EU and UK high-ranking officials are already making a stand on this sensitive matter. High Representative Federica Mogherini gave clear indication that if the UK is allowed to still take part in EU military missions, it will not be allowed to enjoy the same status or to take part in the decisions. Others argue that allowing the UK to remain a close ally in defence and security would be in the EU’s best interest. Indeed, as a major military player, Britain could provide unmatched military equipment and expertise. However, according to a defense expert in the German parliament, such an arrangement would send a strong signal that the EU and the UK would continue to work together closely on defense after Brexit and could serve as a model for future defence cooperation with non-EU countries such as Tunisia, Israel or Turkey. These repercussions are not to be taken lightly.
Whatever decision is taken on the EU battlegroups, it will set the course of the future Europe of Defence.
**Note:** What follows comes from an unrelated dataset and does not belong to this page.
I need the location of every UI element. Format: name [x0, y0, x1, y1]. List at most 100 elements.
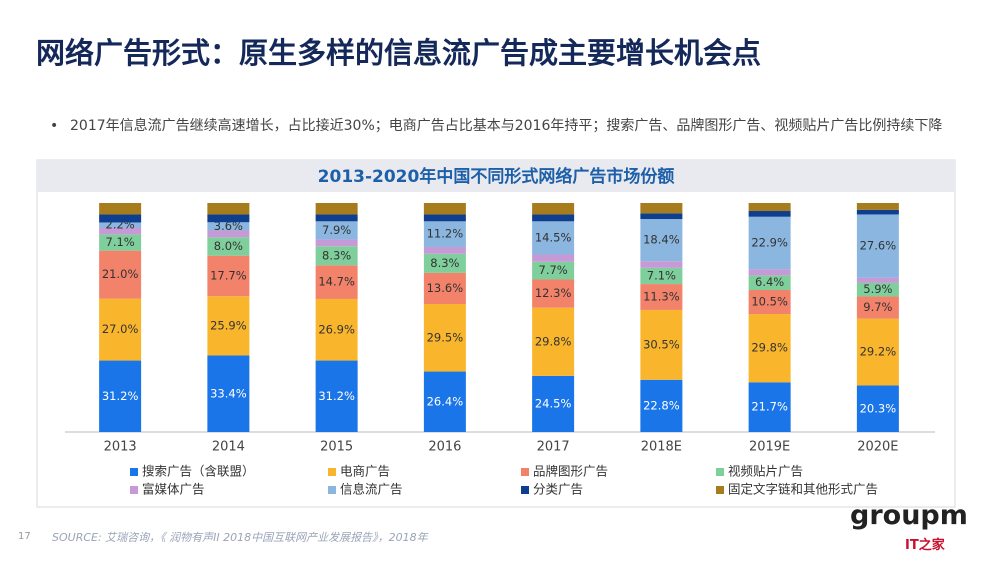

UK plays a significant – if not indispensable – role in other EU military missions already underway as part of the Common Security and Defense Policy, that will have to be reviewed due to Brexit: the UK currently leads the EU’s Atlanta counter-piracy mission off the coast of Somalia, commanding the operation from a base at Northwood, on the northern outskirts of London. It also plays a crucial part in Operation Sophia, which aims to counter migrant trafficking in the Mediterranean Sea and is under the command of the Italian military. And while the UK committed to stay involved in European peace security after Brexit, it is highly unlikely that the country will be willing to continue to take part in EU military missions in the future if it cannot secure more involvement in decision-making and control of missions than is normally offered to third countries…
Although the exact nature of the EU-UK defence cooperation and commitments post-2019 are to be determined in the second phase of negotiations, it seems that the two parties are already playing chess to secure a strategic position.